Xalapa.— De pronto se le corta la voz, su rostro se contrae, su cuerpo se encorva y se quiebra de la tristeza.

“Estaban festejando un cumpleaños; tenían un pastel en la mesa con palomitas...”, relata este padre de familia que se rompe con sólo recordar el momento que vivió su hijo, un universitario que, junto con siete compañeros más (tres hombres y cuatro mujeres), fueron atacados el viernes pasado por un comando.

En el pequeño cuarto, seis jóvenes se encontraban sentados en el piso y dos más sobre la diminuta cama, cuando de pronto comenzaron a ser rotos cristales de la puerta, que en cuestión de segundos, fue derribada por un numeroso grupo de sujetos. Las amenazas, insultos y el caos se apoderó del espacio.

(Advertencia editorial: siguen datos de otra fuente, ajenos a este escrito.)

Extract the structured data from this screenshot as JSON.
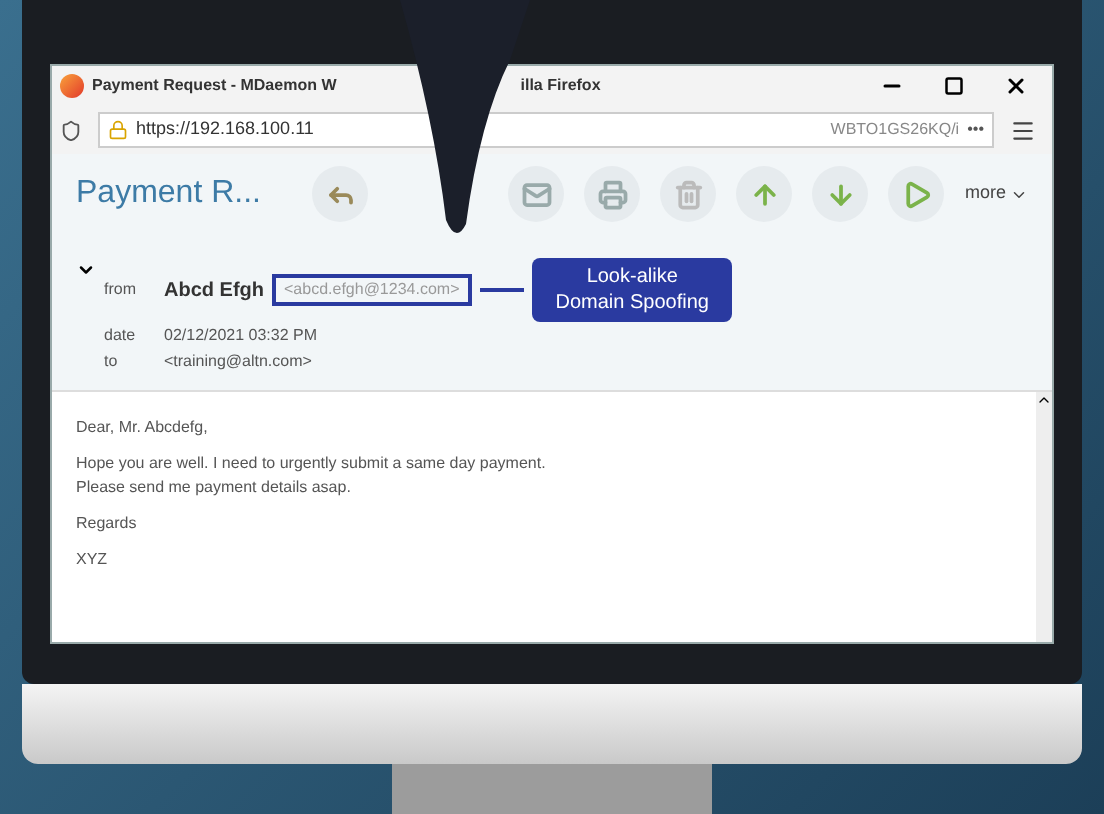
{
  "window": {
    "title_start": "Payment Request - MDaemon W",
    "title_end": "illa Firefox"
  },
  "address_bar": {
    "url_start": "https://192.168.100.11",
    "url_end": "WBTO1GS26KQ/i",
    "more": "•••"
  },
  "message": {
    "subject": "Payment R...",
    "more": "more",
    "expanded": true,
    "headers": [
      {
        "label": "from",
        "name": "Abcd Efgh",
        "value": "<abcd.efgh@1234.com>",
        "flagged": true
      },
      {
        "label": "date",
        "value": "02/12/2021 03:32 PM",
        "flagged": false
      },
      {
        "label": "to",
        "value": "<training@altn.com>",
        "flagged": false
      }
    ]
  },
  "callout": {
    "lines": [
      "Look-alike",
      "Domain Spoofing"
    ]
  },
  "body": [
    [
      "Dear, Mr. Abcdefg,"
    ],
    [
      "Hope you are well. I need to urgently submit a same day payment.",
      "Please send me payment details asap."
    ],
    [
      "Regards"
    ],
    [
      "XYZ"
    ]
  ]
}
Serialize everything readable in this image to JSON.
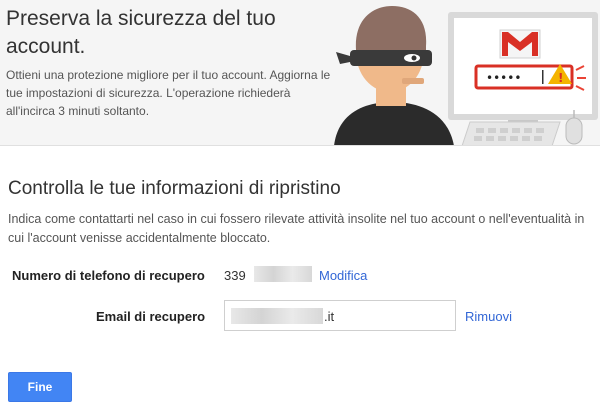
{
  "hero": {
    "title": "Preserva la sicurezza del tuo account.",
    "description": "Ottieni una protezione migliore per il tuo account. Aggiorna le tue impostazioni di sicurezza. L'operazione richiederà all'incirca 3 minuti soltanto.",
    "password_mask": "•••••",
    "illustration_icons": [
      "thief-icon",
      "monitor-icon",
      "gmail-icon",
      "password-field-icon",
      "warning-icon",
      "keyboard-icon",
      "mouse-icon"
    ]
  },
  "recovery": {
    "title": "Controlla le tue informazioni di ripristino",
    "description": "Indica come contattarti nel caso in cui fossero rilevate attività insolite nel tuo account o nell'eventualità in cui l'account venisse accidentalmente bloccato.",
    "phone": {
      "label": "Numero di telefono di recupero",
      "prefix": "339",
      "action": "Modifica"
    },
    "email": {
      "label": "Email di recupero",
      "suffix": ".it",
      "action": "Rimuovi"
    }
  },
  "footer": {
    "done_label": "Fine"
  },
  "colors": {
    "accent": "#4285f4",
    "link": "#3367d6",
    "gmail_red": "#d93025",
    "warning": "#ea4335",
    "hero_bg": "#f5f5f5"
  }
}
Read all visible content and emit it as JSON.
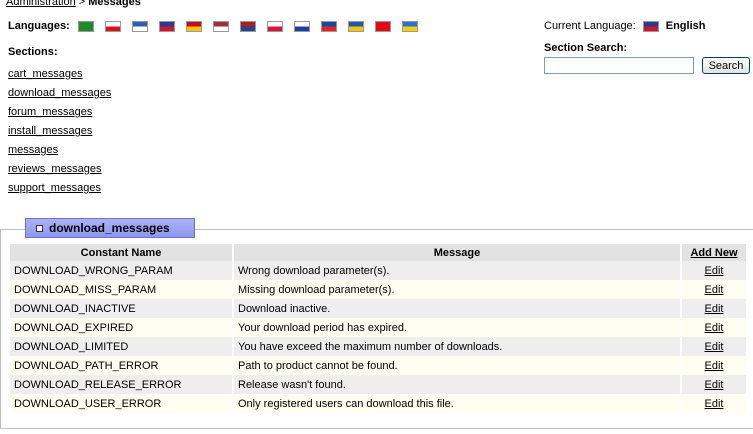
{
  "breadcrumb": {
    "parent": "Administration",
    "separator": " > ",
    "current": "Messages"
  },
  "languages": {
    "label": "Languages:",
    "flags": [
      {
        "icon": "flag-saudi-arabia-icon",
        "colors": [
          "#1f8a2c",
          "#1f8a2c"
        ]
      },
      {
        "icon": "flag-czech-icon",
        "colors": [
          "#ffffff",
          "#d7141a"
        ]
      },
      {
        "icon": "flag-greece-icon",
        "colors": [
          "#2d5fb3",
          "#ffffff"
        ]
      },
      {
        "icon": "flag-uk-icon",
        "colors": [
          "#2a3b8c",
          "#cf142b"
        ]
      },
      {
        "icon": "flag-spain-icon",
        "colors": [
          "#c60b1e",
          "#ffc400"
        ]
      },
      {
        "icon": "flag-latvia-icon",
        "colors": [
          "#9e3039",
          "#ffffff"
        ]
      },
      {
        "icon": "flag-netherlands-icon",
        "colors": [
          "#ae1c28",
          "#21468b"
        ]
      },
      {
        "icon": "flag-poland-icon",
        "colors": [
          "#ffffff",
          "#dc143c"
        ]
      },
      {
        "icon": "flag-russia-icon",
        "colors": [
          "#ffffff",
          "#1c3fa0"
        ]
      },
      {
        "icon": "flag-slovakia-icon",
        "colors": [
          "#0b4ea2",
          "#ee1c25"
        ]
      },
      {
        "icon": "flag-sweden-icon",
        "colors": [
          "#1a5aa6",
          "#f5c400"
        ]
      },
      {
        "icon": "flag-turkey-icon",
        "colors": [
          "#e30a17",
          "#e30a17"
        ]
      },
      {
        "icon": "flag-ukraine-icon",
        "colors": [
          "#2a6fd6",
          "#f5d000"
        ]
      }
    ]
  },
  "current_language": {
    "label": "Current Language:",
    "name": "English",
    "icon": "flag-uk-icon"
  },
  "sections": {
    "title": "Sections:",
    "items": [
      "cart_messages",
      "download_messages",
      "forum_messages",
      "install_messages",
      "messages",
      "reviews_messages",
      "support_messages"
    ]
  },
  "search": {
    "title": "Section Search:",
    "value": "",
    "button": "Search"
  },
  "panel": {
    "title": "download_messages"
  },
  "table": {
    "headers": {
      "constant": "Constant Name",
      "message": "Message",
      "add_new": "Add New"
    },
    "edit_label": "Edit",
    "rows": [
      {
        "constant": "DOWNLOAD_WRONG_PARAM",
        "message": "Wrong download parameter(s)."
      },
      {
        "constant": "DOWNLOAD_MISS_PARAM",
        "message": "Missing download parameter(s)."
      },
      {
        "constant": "DOWNLOAD_INACTIVE",
        "message": "Download inactive."
      },
      {
        "constant": "DOWNLOAD_EXPIRED",
        "message": "Your download period has expired."
      },
      {
        "constant": "DOWNLOAD_LIMITED",
        "message": "You have exceed the maximum number of downloads."
      },
      {
        "constant": "DOWNLOAD_PATH_ERROR",
        "message": "Path to product cannot be found."
      },
      {
        "constant": "DOWNLOAD_RELEASE_ERROR",
        "message": "Release wasn't found."
      },
      {
        "constant": "DOWNLOAD_USER_ERROR",
        "message": "Only registered users can download this file."
      }
    ]
  }
}
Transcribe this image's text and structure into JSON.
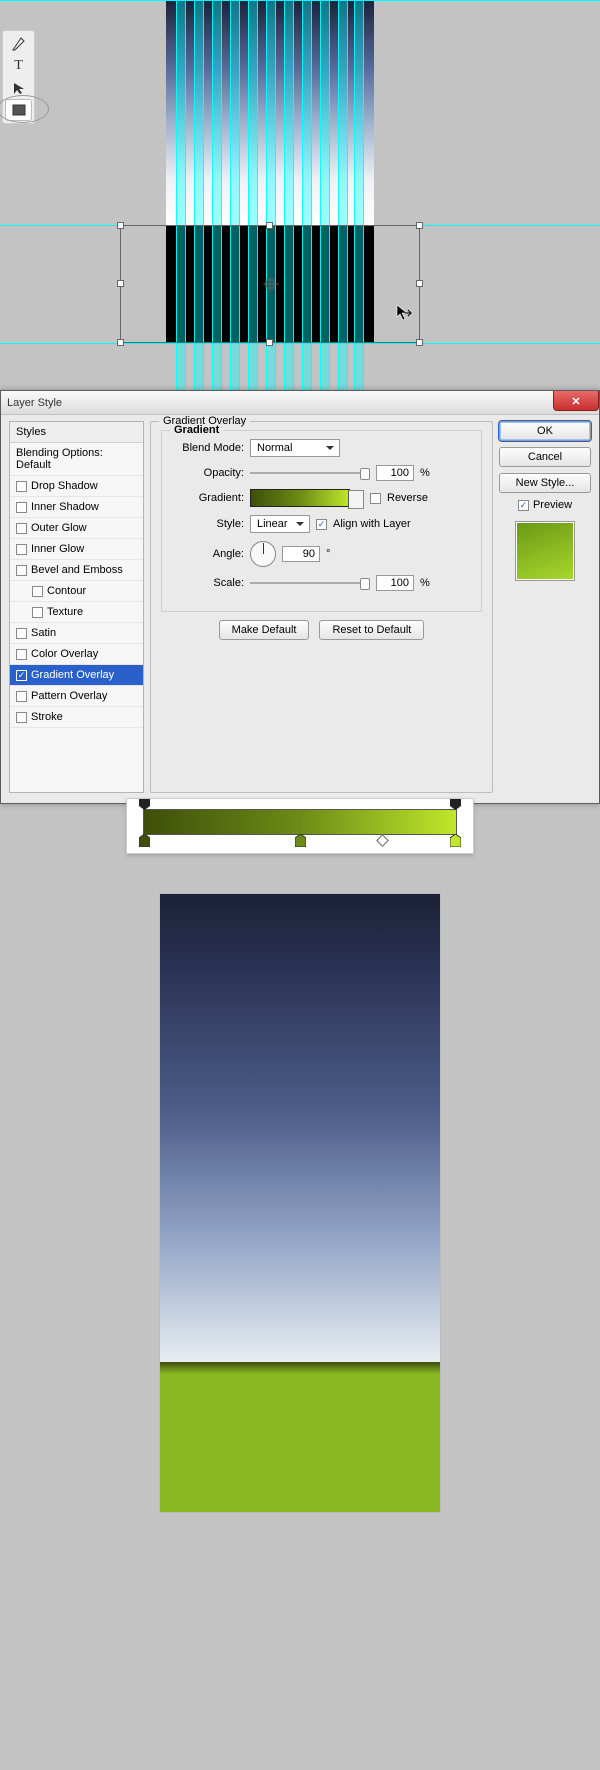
{
  "tools": [
    "pen-icon",
    "type-icon",
    "path-select-icon",
    "rectangle-icon"
  ],
  "dialog": {
    "title": "Layer Style",
    "close": "✕",
    "sidebar": {
      "head": "Styles",
      "items": [
        {
          "label": "Blending Options: Default",
          "check": false,
          "nochk": true
        },
        {
          "label": "Drop Shadow",
          "check": false
        },
        {
          "label": "Inner Shadow",
          "check": false
        },
        {
          "label": "Outer Glow",
          "check": false
        },
        {
          "label": "Inner Glow",
          "check": false
        },
        {
          "label": "Bevel and Emboss",
          "check": false
        },
        {
          "label": "Contour",
          "check": false,
          "sub": true
        },
        {
          "label": "Texture",
          "check": false,
          "sub": true
        },
        {
          "label": "Satin",
          "check": false
        },
        {
          "label": "Color Overlay",
          "check": false
        },
        {
          "label": "Gradient Overlay",
          "check": true,
          "selected": true
        },
        {
          "label": "Pattern Overlay",
          "check": false
        },
        {
          "label": "Stroke",
          "check": false
        }
      ]
    },
    "group_title": "Gradient Overlay",
    "subgroup_title": "Gradient",
    "blend_mode_label": "Blend Mode:",
    "blend_mode_value": "Normal",
    "opacity_label": "Opacity:",
    "opacity_value": "100",
    "pct": "%",
    "gradient_label": "Gradient:",
    "reverse_label": "Reverse",
    "reverse_checked": false,
    "style_label": "Style:",
    "style_value": "Linear",
    "align_label": "Align with Layer",
    "align_checked": true,
    "angle_label": "Angle:",
    "angle_value": "90",
    "angle_unit": "°",
    "scale_label": "Scale:",
    "scale_value": "100",
    "make_default": "Make Default",
    "reset_default": "Reset to Default",
    "ok": "OK",
    "cancel": "Cancel",
    "new_style": "New Style...",
    "preview_label": "Preview",
    "preview_checked": true
  },
  "editor": {
    "stops": [
      {
        "pos": 0,
        "color": "#3f4f0a"
      },
      {
        "pos": 50,
        "color": "#6c8b16"
      },
      {
        "pos": 100,
        "color": "#c0e72b"
      }
    ],
    "midpoint": 75
  }
}
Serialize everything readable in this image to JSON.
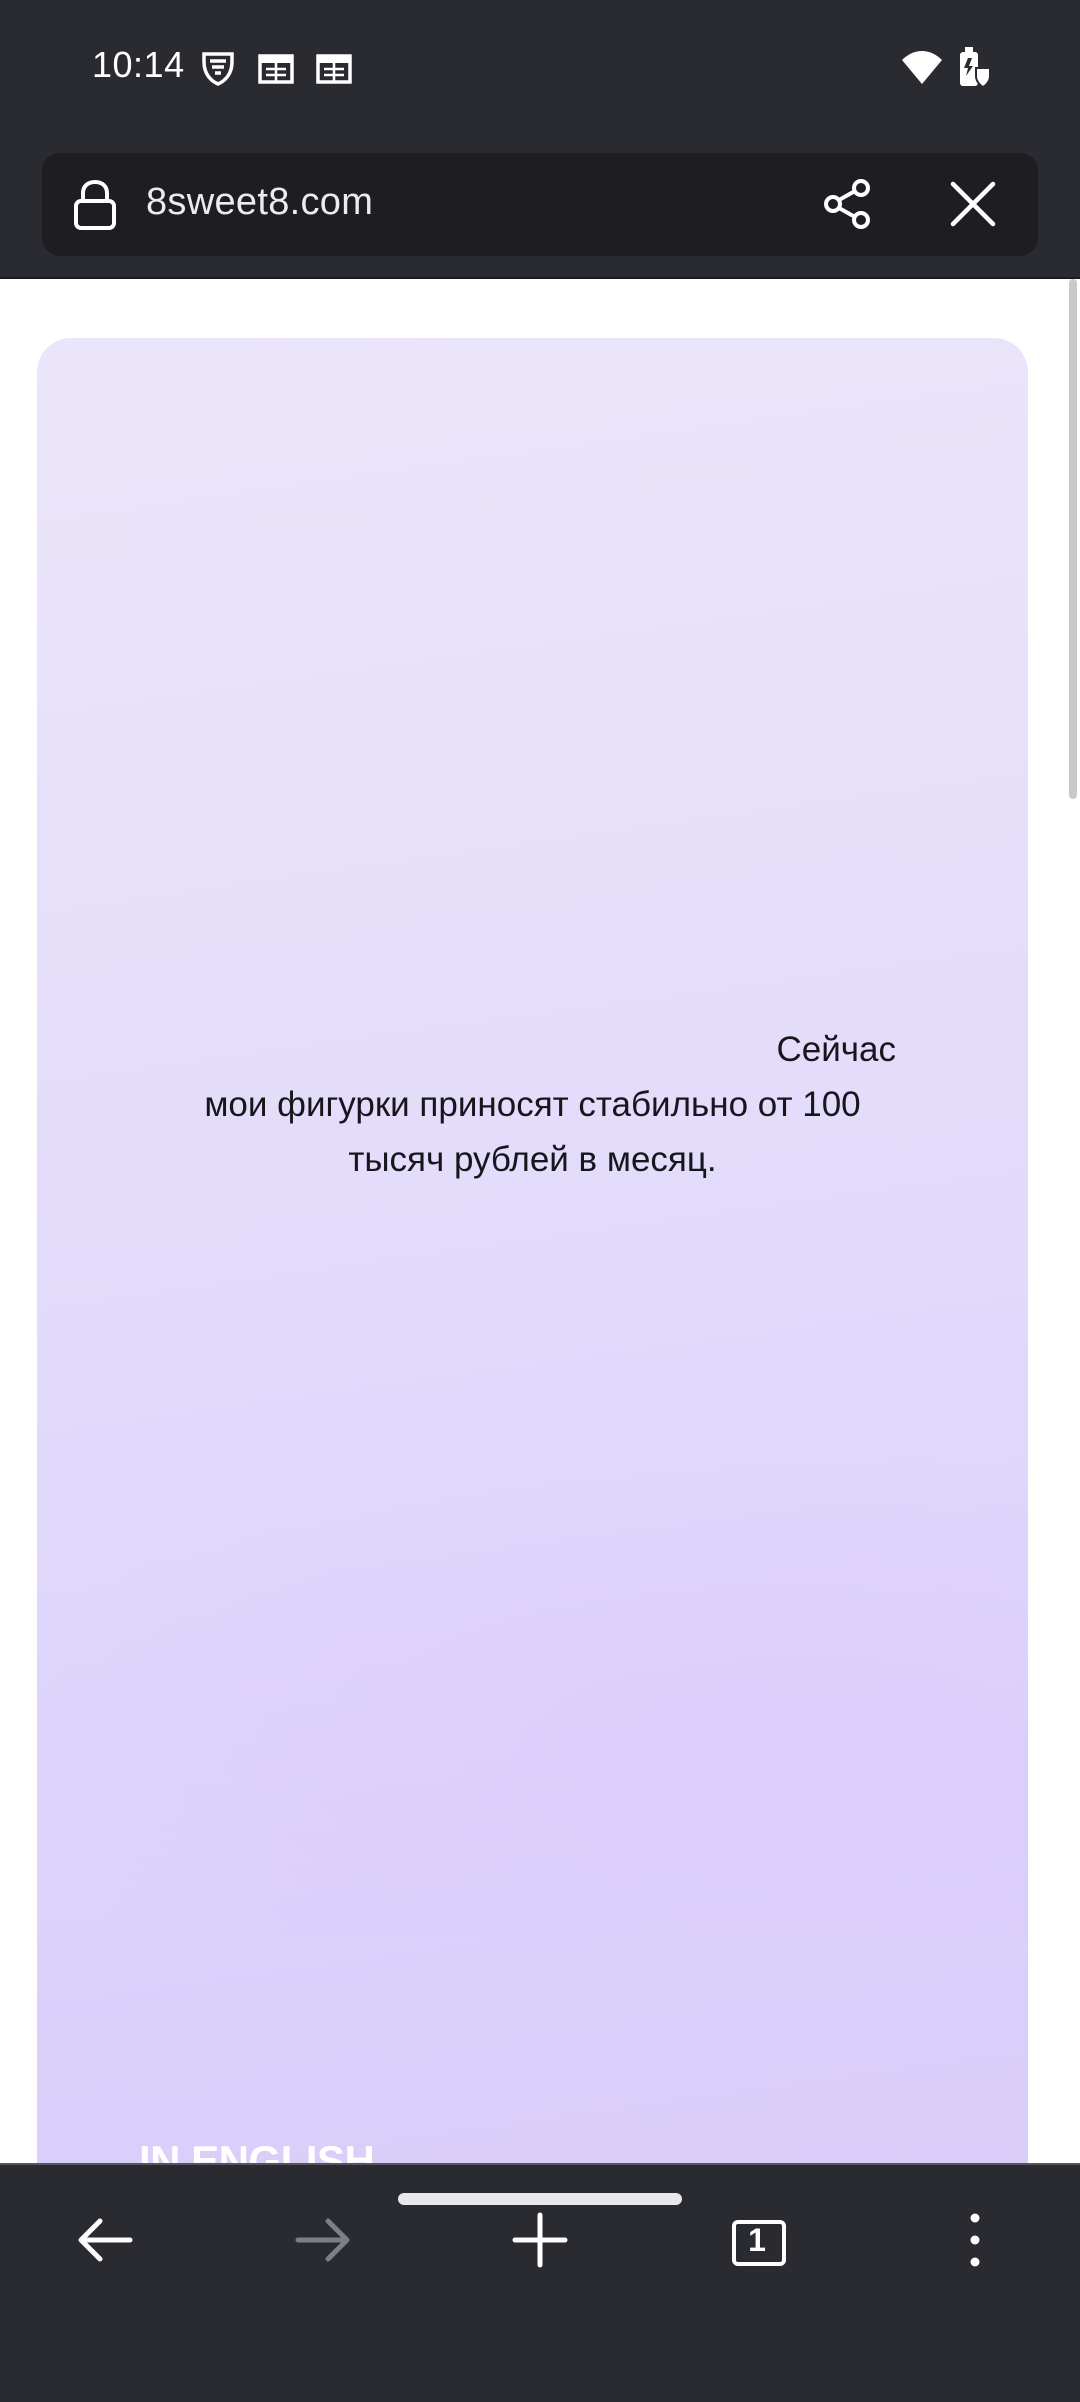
{
  "status_bar": {
    "time": "10:14",
    "icons": [
      "vpn-shield-icon",
      "calendar-icon",
      "calendar-icon",
      "wifi-icon",
      "battery-saver-icon"
    ]
  },
  "browser": {
    "url": "8sweet8.com",
    "tab_count": "1",
    "colors": {
      "chrome": "#2a2a31",
      "url_field": "#1d1d22"
    }
  },
  "page": {
    "card_text": {
      "line1": "Сейчас",
      "line2": "мои фигурки приносят стабильно от 100",
      "line3": "тысяч рублей в месяц."
    },
    "language_link": "IN ENGLISH",
    "colors": {
      "card_top": "#ebe5fb",
      "card_bottom": "#d9ccf8",
      "text": "#16161c"
    }
  }
}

Previo al ataque, los ocho amigos habían estado viendo películas y al poco tiempo partieron un pastel, comieron palomitas y hacían rendir la media botella de agua mineral, la única bebida que tenían, porque a uno de ellos se le olvidó pasar a la tienda por más refrescos.

La irrupción tomó por sorpresa a los estudiantes y sus atacantes los tundieron con machetes y enormes palos con clavos o picos.

Ayer, este hombre, al que el cansancio y dolor envejecieron de pronto, cuida a su hijo, de 22 años de edad, un estudiante de filosofía de la Universidad Veracruzana que yace en una cama del Centro de Especialidades Médicas Doctor Rafael Lucio, con el cuerpo y rostro machacado.

“No son ni maleantes ni guerrilleros ni cosas por el estilo”, ataja en la breve entrevista con EL UNIVERSAL. El padre de familia —que por seguridad prefiere mantenerse anónimo— aún no comprende tanta saña en el ataque, sobre todo porque los jóvenes “se dedican a ayudar”.

Después del ataque al grupo, al padre de familia le avisaron que su hijo “estaba gravemente lesionado” con otros compañeros.

“Cuando me avisan ya están en el hospital todos traumatizados, eso nos alarma como padres porque sabemos de la calidad de jóvenes que son: no son ni maleantes ni guerrilleros”.

Antes que su corazón se rompa en mil pedazos, asegura que ahora les toca seguir adelante, “seguir luchando por sostenerse y por organizarse para ser autosuficientes”.

No puede más. Desde el viernes pasado, cuando vio a su hijo molido a golpes, se había mantenido fuerte, a flote de las presiones… hoy no se pudo contener y liberó toda su tensión.

Logró escapar. “Estábamos sentados con la puerta abierta porque éramos tantos en un cuartito”, suelta la voz de la jovencita que constantemente se quiebra.

En un testimonio difundido en redes sociales, relata que escucharon que un auto se estacionaba. Intentaron cerrar la puerta pero la ruptura de cristales se los impidió. “A mí me golpearon en la cabeza y me dieron una patada”, agrega. Se quedó quieta, sin moverse mientras escuchaba los gritos de dolor de sus amigos y los insultos y amenazas de los agresores.

Alcanzó a ver los enormes palos con clavos o picos que caían sobre los cuerpos de sus compañeros, pero también los machetes que volaban por el aire: “A todos los estaban golpeando y con machetes, uno me aventó un machetazo y sentí que me iba a morir… yo tengo una hija…”, dice.

Se aventó hacía la puerta y corrió por las oscuras calles de aquella madrugada. Llegó a una taquería a pedir ayuda, pero nadie le hizo caso, siguió a un supercito de conveniencia donde nadie contaba con un celular.

“En el teléfono de la esquina marque el 066 una y otra vez, les pedí ambulancias”, al regresar vio a sus compañeros tendidos en el piso y en la cama bañados en sangre.

“Les pedí perdón porque me había ido”, confiesa, pero obtuvo como respuesta que estaba bien que hubiera huido para salvarse” .

Ayer, la rectora Sara Ladrón y un grupo de autoridades universitarias se reunieron con 20 estudiantes y tomaron acuerdos para evitar que se repitan este tipo de ataques.